By Todd Bernhard on Tue, 05/06/2014
Apple has made dramatic moves in the post-Steve Jobs era to shore up their position on Wall Street. For the first time, Tim Cook issued dividends to shareholders, making Apple stock an even better investment. Apple believed in their own stock, perhaps more than investors, and began a significant buy-back campaign, to own more of their own destiny. And more recently, they announced a stock split that will see the average share at a much more attainable sub-$100 price compared to flirting with $600 pershare.

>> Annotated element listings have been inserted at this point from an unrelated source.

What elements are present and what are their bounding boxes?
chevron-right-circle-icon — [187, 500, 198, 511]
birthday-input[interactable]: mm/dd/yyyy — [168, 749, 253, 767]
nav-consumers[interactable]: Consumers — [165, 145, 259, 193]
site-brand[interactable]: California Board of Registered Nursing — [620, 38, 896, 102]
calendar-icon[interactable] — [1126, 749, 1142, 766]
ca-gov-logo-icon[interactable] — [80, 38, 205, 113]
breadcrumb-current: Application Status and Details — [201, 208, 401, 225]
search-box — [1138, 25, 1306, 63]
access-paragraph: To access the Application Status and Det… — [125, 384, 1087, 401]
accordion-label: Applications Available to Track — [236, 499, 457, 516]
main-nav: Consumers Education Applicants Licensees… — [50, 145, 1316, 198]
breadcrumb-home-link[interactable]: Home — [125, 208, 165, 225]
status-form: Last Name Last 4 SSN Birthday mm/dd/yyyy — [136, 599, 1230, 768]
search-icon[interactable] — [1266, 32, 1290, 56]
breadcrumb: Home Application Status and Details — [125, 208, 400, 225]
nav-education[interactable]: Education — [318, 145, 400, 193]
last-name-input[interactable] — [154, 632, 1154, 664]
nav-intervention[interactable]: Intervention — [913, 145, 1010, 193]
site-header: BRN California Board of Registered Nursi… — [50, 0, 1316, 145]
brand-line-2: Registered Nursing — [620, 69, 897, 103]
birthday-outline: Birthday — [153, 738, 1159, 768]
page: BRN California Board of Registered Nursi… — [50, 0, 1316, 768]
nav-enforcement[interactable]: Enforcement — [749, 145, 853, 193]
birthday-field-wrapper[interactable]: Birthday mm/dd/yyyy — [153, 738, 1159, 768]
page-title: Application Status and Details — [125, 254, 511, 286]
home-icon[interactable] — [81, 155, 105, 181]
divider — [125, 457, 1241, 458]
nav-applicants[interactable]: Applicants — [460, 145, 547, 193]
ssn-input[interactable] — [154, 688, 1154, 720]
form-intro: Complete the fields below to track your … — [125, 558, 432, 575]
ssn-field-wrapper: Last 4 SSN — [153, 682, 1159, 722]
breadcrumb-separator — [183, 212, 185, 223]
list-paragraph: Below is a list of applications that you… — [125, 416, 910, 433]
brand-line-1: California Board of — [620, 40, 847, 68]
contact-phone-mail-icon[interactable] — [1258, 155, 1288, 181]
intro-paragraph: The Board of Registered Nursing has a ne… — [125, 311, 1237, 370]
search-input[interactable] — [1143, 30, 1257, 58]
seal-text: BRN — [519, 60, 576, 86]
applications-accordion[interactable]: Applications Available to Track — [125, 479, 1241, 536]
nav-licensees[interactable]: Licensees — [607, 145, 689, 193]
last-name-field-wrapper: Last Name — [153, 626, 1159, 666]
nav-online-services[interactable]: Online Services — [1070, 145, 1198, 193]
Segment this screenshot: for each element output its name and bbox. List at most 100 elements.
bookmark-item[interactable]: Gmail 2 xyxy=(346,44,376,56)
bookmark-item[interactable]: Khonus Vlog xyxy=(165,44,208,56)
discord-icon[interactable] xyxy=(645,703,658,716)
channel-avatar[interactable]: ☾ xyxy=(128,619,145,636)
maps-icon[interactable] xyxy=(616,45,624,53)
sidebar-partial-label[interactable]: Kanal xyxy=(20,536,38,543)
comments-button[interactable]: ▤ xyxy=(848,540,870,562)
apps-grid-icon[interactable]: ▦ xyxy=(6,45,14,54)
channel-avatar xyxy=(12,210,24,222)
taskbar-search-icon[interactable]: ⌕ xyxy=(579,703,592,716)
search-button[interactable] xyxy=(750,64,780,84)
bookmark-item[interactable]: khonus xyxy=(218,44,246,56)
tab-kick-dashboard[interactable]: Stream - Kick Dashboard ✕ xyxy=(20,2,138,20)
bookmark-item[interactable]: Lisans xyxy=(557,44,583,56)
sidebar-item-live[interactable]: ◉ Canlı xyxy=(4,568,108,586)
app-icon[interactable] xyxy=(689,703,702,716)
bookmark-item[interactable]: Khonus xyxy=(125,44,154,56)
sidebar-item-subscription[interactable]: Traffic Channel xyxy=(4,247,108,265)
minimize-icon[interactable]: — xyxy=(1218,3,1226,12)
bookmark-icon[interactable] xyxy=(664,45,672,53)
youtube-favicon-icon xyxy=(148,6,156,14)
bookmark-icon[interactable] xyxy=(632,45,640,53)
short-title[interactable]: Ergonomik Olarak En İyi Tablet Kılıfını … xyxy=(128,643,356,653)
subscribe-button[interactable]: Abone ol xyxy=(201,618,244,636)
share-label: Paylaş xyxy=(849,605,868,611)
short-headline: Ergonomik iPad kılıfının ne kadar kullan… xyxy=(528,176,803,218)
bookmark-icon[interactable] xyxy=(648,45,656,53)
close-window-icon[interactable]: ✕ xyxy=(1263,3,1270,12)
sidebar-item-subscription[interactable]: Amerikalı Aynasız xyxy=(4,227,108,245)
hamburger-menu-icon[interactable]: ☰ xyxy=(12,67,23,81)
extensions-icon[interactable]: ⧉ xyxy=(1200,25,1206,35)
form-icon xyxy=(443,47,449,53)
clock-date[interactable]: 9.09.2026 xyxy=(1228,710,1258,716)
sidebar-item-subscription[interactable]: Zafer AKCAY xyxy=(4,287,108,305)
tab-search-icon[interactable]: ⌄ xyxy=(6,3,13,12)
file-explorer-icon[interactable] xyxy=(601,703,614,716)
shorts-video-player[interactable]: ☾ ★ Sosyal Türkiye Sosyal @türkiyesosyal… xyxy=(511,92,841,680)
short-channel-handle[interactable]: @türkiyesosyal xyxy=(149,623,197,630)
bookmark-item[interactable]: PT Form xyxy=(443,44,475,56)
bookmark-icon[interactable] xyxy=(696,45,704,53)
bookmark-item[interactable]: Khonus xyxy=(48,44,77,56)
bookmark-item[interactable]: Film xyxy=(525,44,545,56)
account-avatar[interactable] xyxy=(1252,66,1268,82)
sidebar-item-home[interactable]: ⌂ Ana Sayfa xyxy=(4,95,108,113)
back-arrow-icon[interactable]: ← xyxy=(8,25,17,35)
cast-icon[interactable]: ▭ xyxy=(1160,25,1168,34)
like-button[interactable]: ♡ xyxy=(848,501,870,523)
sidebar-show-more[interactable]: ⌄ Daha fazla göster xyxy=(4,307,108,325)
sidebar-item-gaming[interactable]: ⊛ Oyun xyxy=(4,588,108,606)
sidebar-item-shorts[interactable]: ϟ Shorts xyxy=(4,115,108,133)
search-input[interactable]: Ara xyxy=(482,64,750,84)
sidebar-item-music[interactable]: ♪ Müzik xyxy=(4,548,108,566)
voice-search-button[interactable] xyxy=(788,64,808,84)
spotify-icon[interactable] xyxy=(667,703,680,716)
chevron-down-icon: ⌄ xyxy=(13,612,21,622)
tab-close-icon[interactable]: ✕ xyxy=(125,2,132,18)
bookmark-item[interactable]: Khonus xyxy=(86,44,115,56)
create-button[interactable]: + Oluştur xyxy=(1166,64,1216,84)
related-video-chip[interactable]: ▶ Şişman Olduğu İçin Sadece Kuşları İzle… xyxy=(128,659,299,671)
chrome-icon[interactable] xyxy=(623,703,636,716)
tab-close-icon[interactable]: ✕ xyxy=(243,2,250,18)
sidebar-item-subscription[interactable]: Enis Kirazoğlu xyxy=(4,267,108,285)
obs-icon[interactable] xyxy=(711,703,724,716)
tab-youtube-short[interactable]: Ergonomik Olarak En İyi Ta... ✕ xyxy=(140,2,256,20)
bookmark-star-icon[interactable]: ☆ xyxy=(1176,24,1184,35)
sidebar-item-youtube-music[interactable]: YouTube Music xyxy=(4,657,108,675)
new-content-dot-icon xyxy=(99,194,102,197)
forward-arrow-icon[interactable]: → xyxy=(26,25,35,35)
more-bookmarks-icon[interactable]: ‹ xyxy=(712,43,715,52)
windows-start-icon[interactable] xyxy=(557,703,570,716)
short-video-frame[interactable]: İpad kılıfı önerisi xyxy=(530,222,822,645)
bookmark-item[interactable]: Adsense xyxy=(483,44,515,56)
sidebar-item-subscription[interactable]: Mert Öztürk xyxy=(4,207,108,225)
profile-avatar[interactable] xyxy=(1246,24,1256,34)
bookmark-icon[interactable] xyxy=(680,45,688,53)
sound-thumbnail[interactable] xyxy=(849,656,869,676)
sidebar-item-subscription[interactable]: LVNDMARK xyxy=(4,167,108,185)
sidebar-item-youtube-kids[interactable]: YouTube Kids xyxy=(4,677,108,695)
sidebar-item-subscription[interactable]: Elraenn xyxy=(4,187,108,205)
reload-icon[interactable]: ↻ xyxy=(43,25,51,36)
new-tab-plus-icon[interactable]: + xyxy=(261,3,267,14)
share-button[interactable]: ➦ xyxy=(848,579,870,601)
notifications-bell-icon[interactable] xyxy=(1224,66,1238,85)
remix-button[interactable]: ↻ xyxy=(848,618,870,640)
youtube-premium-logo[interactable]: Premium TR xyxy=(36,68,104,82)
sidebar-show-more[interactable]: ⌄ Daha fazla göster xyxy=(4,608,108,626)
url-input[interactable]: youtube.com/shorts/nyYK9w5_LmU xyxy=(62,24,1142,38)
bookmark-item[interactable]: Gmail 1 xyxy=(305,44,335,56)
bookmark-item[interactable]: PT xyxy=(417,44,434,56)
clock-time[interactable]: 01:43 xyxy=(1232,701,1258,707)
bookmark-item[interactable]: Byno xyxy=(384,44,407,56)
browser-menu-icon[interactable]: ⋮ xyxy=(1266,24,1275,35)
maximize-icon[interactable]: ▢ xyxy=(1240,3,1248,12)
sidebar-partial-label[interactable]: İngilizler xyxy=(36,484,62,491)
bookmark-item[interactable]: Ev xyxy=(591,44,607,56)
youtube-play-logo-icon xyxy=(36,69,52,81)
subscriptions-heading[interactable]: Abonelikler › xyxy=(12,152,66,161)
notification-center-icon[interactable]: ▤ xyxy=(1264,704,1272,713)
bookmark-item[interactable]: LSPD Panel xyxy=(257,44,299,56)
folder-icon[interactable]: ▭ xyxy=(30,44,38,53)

Why are these moves happening now and why are they working? If Apple issues dividends, then simply owning stock in Apple, even if the stock price doesn't change, generates revenue. This makes Apple more attractive to investors, both institutional and individual. Apple is sitting on huge sums of cash, and investors want to see it being put to good use. Dividends and cash buyback programs are examples that resonate with investors. Google on the other hand makes huge purchases of firms that may or may not pay off. Finally, Apple's recent move of a 7-for-1 split drives the per-share price down to a reasonable range. It might be psychological, but a share price under $100 makes it easier for investors to get involved. They might still invest $5,000, but it seems like more if that buys 50 shares versus 8. Indexes like the Dow Jones Industrial Average also like to see stock prices that are not astronomical.
Whatever your opinion on dividends, stock buybacks, and stock splits, the reality is that it has worked. Apple's value has increased and without any specific new product launches. Apple still has products in the queue like the iPhone 6, an iPad Air with Touch ID, a serious Apple TV, and an iWatch. Combine these stock manipulation moves with the inevitable product launches expected between June and December, and Apple is on a path to even higher performance. And while Apple has been slightly higher when the last iPhone was announced, fans of Steve Jobs (myself included) should note that Apple's stock is about twice what it was when he was around.